Jakarta, koransulindo.com – Kuasa Hukum Roy Suryo, Refly Harun menanggapi putusan praperadilan dengan menyebut Hakim tidak menolak melainkan hanya menyatakan permohonan belum dapat diterima.
”Hasilnya itu bukan ditolak, tapi dinyatakan tidak dapat diterima. Itu artinya tidak diperiksa substansi perkaranya,” kata Refly usai persidangan di Pengadilan Negeri Jakarta Selatan pada (6/8).
Refly menambahkan, pihak tim hukum akan melengkapi syarat formalitas sesuai pertimbangan hakim dan berencana mengajukan kembali permohonan praperadilan dengan memasukkan Kementerian Keuangan sebagai pihak turut termohon.
”Biarkan sama-sama capek, nanti kita ajukan lagi saja. Kita jadikan pihak Kementerian Keuangan menjadi pihak yang turut termohon,” ujarnya.
Senada dengan Refly, anggota dari tim kuasa hukum Roy Suryo, Yasena juga menegaskan tidak diterimanya pengajuan praperadilan ini bukan berarti sebuah kekalahan.
Ia menilai ini justru menjadi sebuah edukasi hukum bahwa ganti rugi benar adanya sesuai dengan Peraturan Pemerintah Nomor 92 Tahun 2015.

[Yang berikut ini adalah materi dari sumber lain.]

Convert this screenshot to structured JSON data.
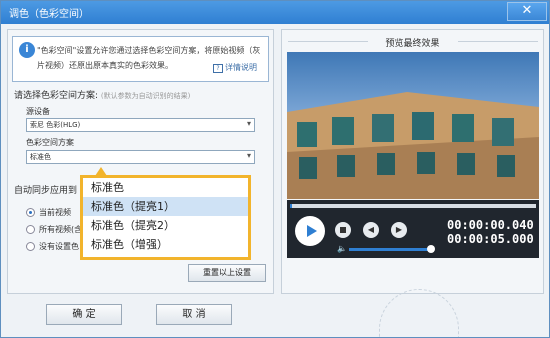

Bukan berarti kita, “Ooh kalah nih.” Enggak kalah. Enggak. Enggak ada kalah di sini, ya. Kita dikatakan kurang pihak pertimbangannya.
Sebelumnya Roy Suryo CS sempat beberapa kali mengajukan praperadilan ke Pengadilan Negeri Jakarta Selatan. Pengajian praperadilan terkait tuntutan ganti kali ini merupakan pengajuan praperadilan yang ketiga kalinya.

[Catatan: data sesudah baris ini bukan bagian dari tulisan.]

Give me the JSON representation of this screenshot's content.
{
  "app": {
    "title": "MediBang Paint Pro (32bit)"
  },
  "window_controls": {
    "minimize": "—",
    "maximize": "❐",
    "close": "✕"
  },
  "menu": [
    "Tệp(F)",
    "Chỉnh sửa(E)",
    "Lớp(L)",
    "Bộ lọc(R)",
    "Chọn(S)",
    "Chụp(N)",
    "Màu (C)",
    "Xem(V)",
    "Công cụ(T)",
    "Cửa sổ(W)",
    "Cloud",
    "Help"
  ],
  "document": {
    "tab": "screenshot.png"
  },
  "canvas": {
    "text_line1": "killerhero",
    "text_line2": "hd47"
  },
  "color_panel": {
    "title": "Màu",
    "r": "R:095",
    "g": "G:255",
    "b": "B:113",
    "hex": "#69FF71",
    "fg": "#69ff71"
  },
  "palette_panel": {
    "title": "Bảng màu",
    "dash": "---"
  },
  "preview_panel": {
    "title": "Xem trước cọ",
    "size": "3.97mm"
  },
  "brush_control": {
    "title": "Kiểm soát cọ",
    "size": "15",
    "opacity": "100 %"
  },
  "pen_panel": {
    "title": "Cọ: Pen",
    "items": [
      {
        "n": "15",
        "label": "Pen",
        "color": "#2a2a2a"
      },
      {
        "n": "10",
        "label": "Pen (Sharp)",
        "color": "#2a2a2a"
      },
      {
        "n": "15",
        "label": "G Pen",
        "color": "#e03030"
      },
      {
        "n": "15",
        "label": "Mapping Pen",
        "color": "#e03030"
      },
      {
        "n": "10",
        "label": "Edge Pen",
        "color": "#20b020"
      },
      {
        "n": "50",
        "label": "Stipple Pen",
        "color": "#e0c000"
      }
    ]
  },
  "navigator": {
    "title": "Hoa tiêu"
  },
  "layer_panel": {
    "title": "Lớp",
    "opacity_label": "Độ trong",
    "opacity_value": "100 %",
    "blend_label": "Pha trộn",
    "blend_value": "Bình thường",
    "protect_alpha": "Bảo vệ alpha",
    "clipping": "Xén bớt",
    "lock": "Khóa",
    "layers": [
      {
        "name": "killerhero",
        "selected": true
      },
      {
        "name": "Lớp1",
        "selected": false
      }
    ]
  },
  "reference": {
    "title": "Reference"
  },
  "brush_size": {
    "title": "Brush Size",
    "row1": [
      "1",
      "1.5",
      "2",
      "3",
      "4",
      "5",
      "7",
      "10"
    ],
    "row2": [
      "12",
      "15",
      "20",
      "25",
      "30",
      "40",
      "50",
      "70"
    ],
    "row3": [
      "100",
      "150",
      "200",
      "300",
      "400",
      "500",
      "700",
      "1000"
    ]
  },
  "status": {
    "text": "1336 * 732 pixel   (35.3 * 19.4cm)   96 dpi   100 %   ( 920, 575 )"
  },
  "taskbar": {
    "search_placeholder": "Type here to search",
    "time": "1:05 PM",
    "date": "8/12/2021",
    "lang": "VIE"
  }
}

Pda praperadilan pertama yang diajukan Roy Suryo terkait penggeledahan di rumahnya, dikabulkan Hakim sedangkan yang kedua terkait dengan penetapan status tersangka ditolak Hakim.
Pada praperadilan kali ini Hakim menyatakan bahwa permohonan praperadilan tuntutan ganti rugi yang diajukan Roy Suryo Notodiprojo tidak dapat diterima. [IQT]
Gugatan Ganti Rugi Roy Suryo Tidak Diterima Hakim PN Jaksel, Refly Harun: Bukan Ditolak!